By David Barwick – FRANKFURT (EconoStream) – The recent news regarding a medical solution to the pandemic is ‘light at the end of the tunnel’, European Central Bank Executive Board member Isabel Schnabel said Tuesday.

In a speech for a Bank of Finland monetary policy webinar, a text of which the ECB provided, Schnabel primarily discussed how the pandemic would affect views of price stability under low inflation, of monetary policy’s impact near the effective lower bound, and  of how policy instruments are designed.

‘Although recent news on the effectiveness of vaccines provides light at the end of the tunnel, significant uncertainty about future income prospects can be expected to prevail for some time, also because the pace of the rollout of vaccines and their acceptance among the public remain uncertain’, she said.

This uncertainty ‘is likely to weaken the willingness and ability of firms and households to take full advantage of historically loose financial conditions’, she said, preventing monetary policy from acting with full force.

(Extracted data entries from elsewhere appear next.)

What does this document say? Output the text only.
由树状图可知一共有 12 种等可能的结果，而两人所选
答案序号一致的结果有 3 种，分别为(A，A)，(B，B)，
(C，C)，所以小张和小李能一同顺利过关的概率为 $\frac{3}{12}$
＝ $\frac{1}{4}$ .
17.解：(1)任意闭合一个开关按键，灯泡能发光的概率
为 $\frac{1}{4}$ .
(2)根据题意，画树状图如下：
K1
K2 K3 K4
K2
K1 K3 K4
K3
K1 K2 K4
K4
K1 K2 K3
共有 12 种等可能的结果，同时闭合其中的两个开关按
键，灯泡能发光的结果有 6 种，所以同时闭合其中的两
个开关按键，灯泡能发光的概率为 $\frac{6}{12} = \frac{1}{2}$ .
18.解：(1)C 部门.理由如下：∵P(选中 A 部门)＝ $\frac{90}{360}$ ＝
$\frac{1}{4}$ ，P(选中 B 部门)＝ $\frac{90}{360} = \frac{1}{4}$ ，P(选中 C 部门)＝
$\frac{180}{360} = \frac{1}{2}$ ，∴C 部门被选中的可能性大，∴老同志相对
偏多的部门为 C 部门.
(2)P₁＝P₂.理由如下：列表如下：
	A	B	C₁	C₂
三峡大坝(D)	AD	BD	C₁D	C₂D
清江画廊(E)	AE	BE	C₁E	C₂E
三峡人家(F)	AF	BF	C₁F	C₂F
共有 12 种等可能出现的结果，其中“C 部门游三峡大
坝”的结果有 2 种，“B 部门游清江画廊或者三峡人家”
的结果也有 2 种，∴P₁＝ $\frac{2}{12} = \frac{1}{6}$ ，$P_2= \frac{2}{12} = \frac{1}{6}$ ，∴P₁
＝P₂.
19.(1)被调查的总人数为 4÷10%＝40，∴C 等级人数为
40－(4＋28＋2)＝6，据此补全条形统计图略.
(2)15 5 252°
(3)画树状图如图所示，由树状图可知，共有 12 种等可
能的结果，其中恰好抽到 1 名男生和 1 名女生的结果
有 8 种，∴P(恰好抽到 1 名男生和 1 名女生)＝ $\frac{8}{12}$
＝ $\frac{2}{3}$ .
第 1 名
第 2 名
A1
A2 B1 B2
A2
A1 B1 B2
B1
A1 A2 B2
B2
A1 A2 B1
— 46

As a result, she said, fiscal policy is ‘indispensable in order to sustain demand and mitigate the long-term costs of the crisis.’

Still, this is not to say that the ECB is powerless, she said, and currently expansionary financing conditions are an important source of support for the economy.

‘Preserving them for as long as needed will be essential to ensure that inflation returns to our aim in the medium term’, she added.

Schnabel suggested that interest rate changes are less effective when rates are already low. In addition to possibly non-linear macroeconomic effects of rate changes that ‘could affect the extent to which central banks can bring future activity into the present’, she said, policy rate transmission to bank lending rate is weaker near zero and there is the problem that ‘people often cannot distinguish between real and nominal developments and may therefore react less to changes in real interest rates than what our models would tend to suggest.’

Concern about the decline in recent years of market-based inflation expectations in recent years, which has tightened financial conditions by raising real expected interest rates, may not be entirely warranted, she indicated.

This is partly because much of the decline is due to a fall in the inflation risk premium, correcting for which yields ‘much more aligned’ expectations when comparing market-based indicators with those from surveys, she said. Another reason is that option prices set on financial markets may not be very indicative of future inflation, she said.

‘This raises the question of whether inflation expectations of households and firms may be more relevant than those of the market for shaping macroeconomic outcomes in line with the expectations hypothesis’, she said.